GLD Vacancies

ALMOs warn on adverse impact of measures in Housing and Planning Bill

Some policies in the Housing and Planning Bill will diminish the ability of local councils and their ALMOs to build new homes, the National Federation of ALMOs (NFA) has warned.

In a submission to the Public Bill Committee earlier this month, the NFA said the measures in question would also take away much of the local control and incentives within the self-financing system which had been responsible for the increase in council house building recently.

The federation maintained that it was fully supportive of the Government’s purpose and intent in the Bill to increase the number of homes built and it welcomed the commitment to try to do so.

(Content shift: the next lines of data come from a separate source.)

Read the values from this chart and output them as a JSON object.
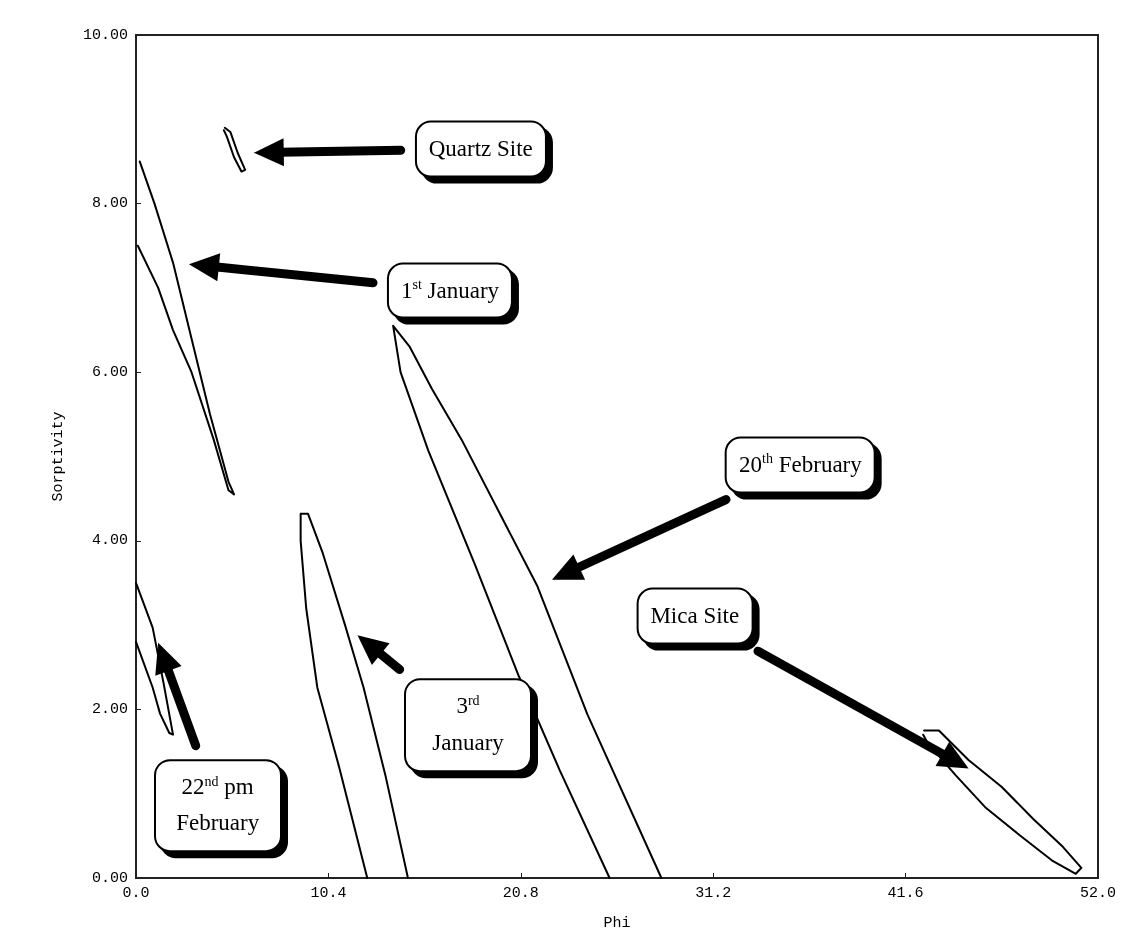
{
  "chart_data": {
    "type": "line",
    "xlabel": "Phi",
    "ylabel": "Sorptivity",
    "xlim": [
      0,
      52
    ],
    "ylim": [
      0,
      10
    ],
    "xticks": [
      {
        "value": 0,
        "label": "0.0"
      },
      10.4,
      20.8,
      31.2,
      41.6,
      {
        "value": 52,
        "label": "52.0"
      }
    ],
    "yticks": [
      {
        "value": 0,
        "label": "0.00"
      },
      {
        "value": 2,
        "label": "2.00"
      },
      {
        "value": 4,
        "label": "4.00"
      },
      {
        "value": 6,
        "label": "6.00"
      },
      {
        "value": 8,
        "label": "8.00"
      },
      {
        "value": 10,
        "label": "10.00"
      }
    ],
    "grid": false,
    "marker": "none",
    "line_style": "solid",
    "series": [
      {
        "color": "#000000",
        "x": [
          4.8,
          5.1,
          5.5,
          5.9,
          5.7,
          5.3,
          4.9,
          4.75
        ],
        "values": [
          8.9,
          8.85,
          8.6,
          8.4,
          8.38,
          8.55,
          8.8,
          8.87
        ]
      },
      {
        "color": "#000000",
        "x": [
          0.2,
          1.0,
          2.0,
          3.0,
          4.0,
          5.0,
          5.3,
          5.0,
          4.2,
          3.0,
          2.0,
          1.2,
          0.1
        ],
        "values": [
          8.5,
          8.0,
          7.3,
          6.4,
          5.5,
          4.7,
          4.55,
          4.6,
          5.2,
          6.0,
          6.5,
          7.0,
          7.5
        ]
      },
      {
        "color": "#000000",
        "x": [
          0,
          0.9,
          1.5,
          2.0,
          1.8,
          1.3,
          0.9,
          0
        ],
        "values": [
          3.5,
          2.97,
          2.3,
          1.7,
          1.72,
          1.95,
          2.26,
          2.8
        ]
      },
      {
        "color": "#000000",
        "x": [
          12.5,
          11.0,
          9.8,
          9.2,
          8.9,
          8.9,
          9.3,
          10.1,
          11.3,
          12.3,
          13.5,
          14.7
        ],
        "values": [
          0,
          1.3,
          2.26,
          3.2,
          4.0,
          4.32,
          4.32,
          3.85,
          3.0,
          2.26,
          1.2,
          0
        ]
      },
      {
        "color": "#000000",
        "x": [
          25.6,
          22.9,
          20.7,
          18.3,
          15.8,
          14.3,
          13.9,
          14.8,
          16.0,
          17.6,
          21.7,
          24.4,
          28.4
        ],
        "values": [
          0,
          1.28,
          2.39,
          3.73,
          5.07,
          6.0,
          6.55,
          6.3,
          5.8,
          5.2,
          3.46,
          1.94,
          0
        ]
      },
      {
        "color": "#000000",
        "x": [
          42.6,
          43.4,
          45.0,
          46.8,
          48.5,
          50.1,
          51.1,
          50.8,
          49.5,
          47.7,
          45.9,
          44.3,
          42.8,
          42.55
        ],
        "values": [
          1.75,
          1.75,
          1.4,
          1.08,
          0.7,
          0.37,
          0.12,
          0.05,
          0.21,
          0.52,
          0.84,
          1.22,
          1.6,
          1.7
        ]
      }
    ],
    "annotations": [
      "Quartz Site",
      "1$^{st}$ January",
      "20$^{th}$ February",
      "Mica Site",
      "3$^{rd}$ January",
      "22$^{nd}$ pm February"
    ]
  }
}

It praised former Housing Minister Grant Shapps for completing the Housing Revenue Account (HRA) self-financing deal with local authorities which had allowed and encouraged a council house building renaissance and his successor, Brandon Lewis, for noting with pride the fact that in England council house building starts since 2010 were at a 23-year high.

“Unfortunately we believe that some of the clauses in this Bill, alongside other policy changes such as the 1% social rent cut in the Work and Welfare Reform Bill, will have the unintended consequence of cutting off this potentially significant and locally important life line of new build affordable homes for communities struggling to afford to save up a deposit for home ownership whilst living in high cost private rented housing or stuck in temporary accommodation waiting for a social letting,” the NFA’s submission said.

It warned that, with the Bill “very much an enabling Bill”, much of the detail would be left to regulation and the discretion of Secretaries of State. “We believe that the actual impact of the Bill will really be determined by the regulations which will not be subject to parliamentary scrutiny,” the federation warned, urging Parliament to discuss the issues now and consider its proposed amendments.

The NFA said the clauses in Part 4 of the Bill that it was most concerned about were in Chapter 2 Vacant High Value Local Authority Housing and Chapter 4 High Income Social Tenants: Mandatory Rents.

In relation to Chapter 2, the federation said the requirement to make a payment to the Secretary of State – to be calculated by reference to the market value of the high value vacant housing owned by the authority – was detrimental to councils’ ability to control their own resources and assets and make plans to build new homes in their areas.

“Chapter 2 in particular takes away local authorities’ control of their own assets, goes against the idea of localism and devolution and imposes control from the centre again after only a few years of true local control of council housing which has delivered some of the best use of assets and resources in the public sector,” it argued.

In relation to Chapter 4 the NFA said it believed that the proposed thresholds of £30k outside London and £40k inside London for defining “high income social tenants” were too low and would encompass households who were in receipt of benefit and/or receiving the minimum wage.

It warned that introducing a threshold which was lower than £60k outside of London and £74k inside of London would seem punitive and penalise aspiration as well as increase the dis-incentives to work or working more hours.

The federation meanwhile said the Government’s proposed social rent policy of cutting rents by 1% a year for the next 4 years would do nothing to improve the situation and would conversely help to drive up costs in the welfare bill if nothing else changed to increase the supply of affordable housing.

“The rent cuts are particularly problematic in the council housing sector as our members have already made efficiency savings and tailored capital investment programmes to fit a reduced projected income stream due to the stopping of the rent restructuring policy early and the change from using RPI in the social rent formula to using the lower CPI figure,” it added.

“We have therefore already proposed that councils are allowed to continue to make the decisions with their tenants on their own future rent policy.”